Cryopreservation of cells: FT-IR monitoring of lipid membrane at freeze-thaw cycles

- FTIR spectroscopy was used to monitor the freeze-thaw cycle of two cellular lines suspended in three different media.
- We evidenced the main transition of lipid membrane as induced by ice formation.
- Adding DMSO led to a more rigid membrane and increased the amount of non-freezable extracellular water.
- A more rigid gel state of the membrane correlates with a larger extent of intact membrane recovery after thawing.

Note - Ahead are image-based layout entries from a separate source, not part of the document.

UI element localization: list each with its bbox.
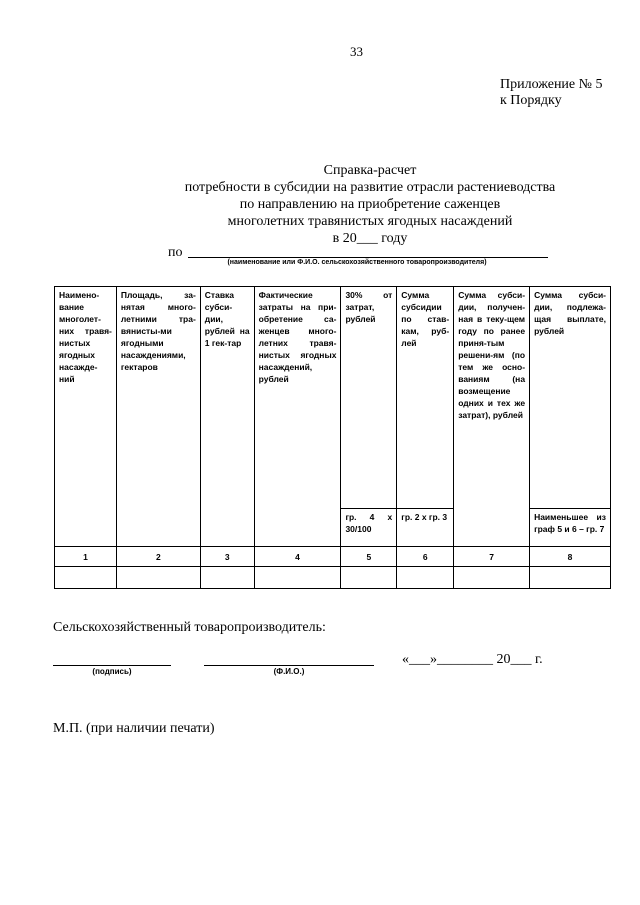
header-cell-8: Сумма субси-дии, подлежа-щая выплате, рублей [530, 287, 611, 509]
header-cell-4: Фактические затраты на при-обретение са-женцев много-летних травя-нистых ягодных насаждений, рублей [254, 287, 341, 547]
appendix-line-2: к Порядку [500, 93, 562, 108]
title-line-1: Справка-расчет [323, 163, 417, 178]
data-cell-3[interactable] [200, 567, 254, 589]
column-number-2: 2 [116, 547, 200, 567]
header-cell-2: Площадь, за-нятая много-летними тра-вянисты-ми ягодными насаждениями, гектаров [116, 287, 200, 547]
appendix-line-1: Приложение № 5 [500, 77, 603, 92]
document-title [120, 162, 620, 247]
table-data-row [55, 567, 611, 589]
data-cell-6[interactable] [397, 567, 454, 589]
header-cell-7: Сумма субси-дии, получен-ная в теку-щем году по ранее приня-тым решени-ям (по тем же осно-ваниям (на возмещение одних и тех же затрат), рублей [454, 287, 530, 547]
data-cell-1[interactable] [55, 567, 117, 589]
fio-caption: (Ф.И.О.) [273, 667, 305, 676]
page-number: 33 [350, 44, 363, 59]
data-cell-2[interactable] [116, 567, 200, 589]
po-label: по [168, 245, 183, 260]
title-line-3: по направлению на приобретение саженцев [239, 197, 501, 212]
title-line-5: в 20___ году [332, 231, 408, 246]
column-number-3: 3 [200, 547, 254, 567]
column-number-8: 8 [530, 547, 611, 567]
data-cell-4[interactable] [254, 567, 341, 589]
data-cell-5[interactable] [341, 567, 397, 589]
column-number-5: 5 [341, 547, 397, 567]
data-cell-8[interactable] [530, 567, 611, 589]
header-cell-5: 30% от затрат, рублей [341, 287, 397, 509]
signature-field[interactable] [53, 665, 171, 666]
column-number-4: 4 [254, 547, 341, 567]
producer-label: Сельскохозяйственный товаропроизводитель: [53, 620, 326, 635]
producer-name-caption: (наименование или Ф.И.О. сельскохозяйственного товаропроизводителя) [227, 259, 487, 266]
stamp-label: М.П. (при наличии печати) [53, 721, 215, 736]
formula-cell-6: гр. 2 х гр. 3 [397, 509, 454, 547]
header-cell-3: Ставка субси-дии, рублей на 1 гек-тар [200, 287, 254, 547]
data-cell-7[interactable] [454, 567, 530, 589]
title-line-2: потребности в субсидии на развитие отрасли растениеводства [184, 180, 556, 195]
column-number-6: 6 [397, 547, 454, 567]
fio-field[interactable] [204, 665, 374, 666]
column-number-7: 7 [454, 547, 530, 567]
date-field[interactable]: «___»________ 20___ г. [402, 652, 543, 667]
appendix-reference [500, 77, 603, 109]
column-number-1: 1 [55, 547, 117, 567]
table-number-row [55, 547, 611, 567]
formula-cell-5: гр. 4 х 30/100 [341, 509, 397, 547]
producer-name-field[interactable] [188, 257, 548, 258]
formula-cell-8: Наименьшее из граф 5 и 6 – гр. 7 [530, 509, 611, 547]
table-header-row [55, 287, 611, 509]
signature-caption: (подпись) [92, 667, 132, 676]
calculation-table [54, 286, 611, 589]
header-cell-1: Наимено-вание многолет-них травя-нистых ягодных насажде-ний [55, 287, 117, 547]
header-cell-6: Сумма субсидии по став-кам, руб-лей [397, 287, 454, 509]
title-line-4: многолетних травянистых ягодных насаждений [227, 214, 513, 229]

In the present study, FTIR spectroscopy was used to monitor the freeze-thaw cycle of two cellular lines (HuDe and Jurkat) suspended in three different media: phosphate buffer solution (PBS); dimethylsulfoxide (DMSO)/PBS solution at 0.1 DMSO molar fraction; and CryoSure (0.1 DMSO molar fraction PBS solution + dextran 5% w/v) solution. The Trypan Blue test was also applied before freezing and after thawing each cell sample to estimate the recovery of membrane integrity after thermal treatment, and correlate this datum with spectroscopic results. By following the temperature evolution of two different spectral components (the libration and bending combination mode νc(H2O) at 2000-2500 cm− 1, and the methylene symmetric stretching vibration νsym(CH2) at about 2850 cm− 1) in the − 120 ÷ 28 °C range, we evidenced the main transition of lipid membrane in connection with cell dehydration, as induced by ice formation in the extracellular medium. In particular, in DMSO/PBS and CryoSure samples we observed a transition to a more rigid state of the lipid membrane together with an increased amount of non-freezable water in the extracellular medium; these results are connected to the role of DMSO as a cryoprotective agent irrespective of the nature of cell type.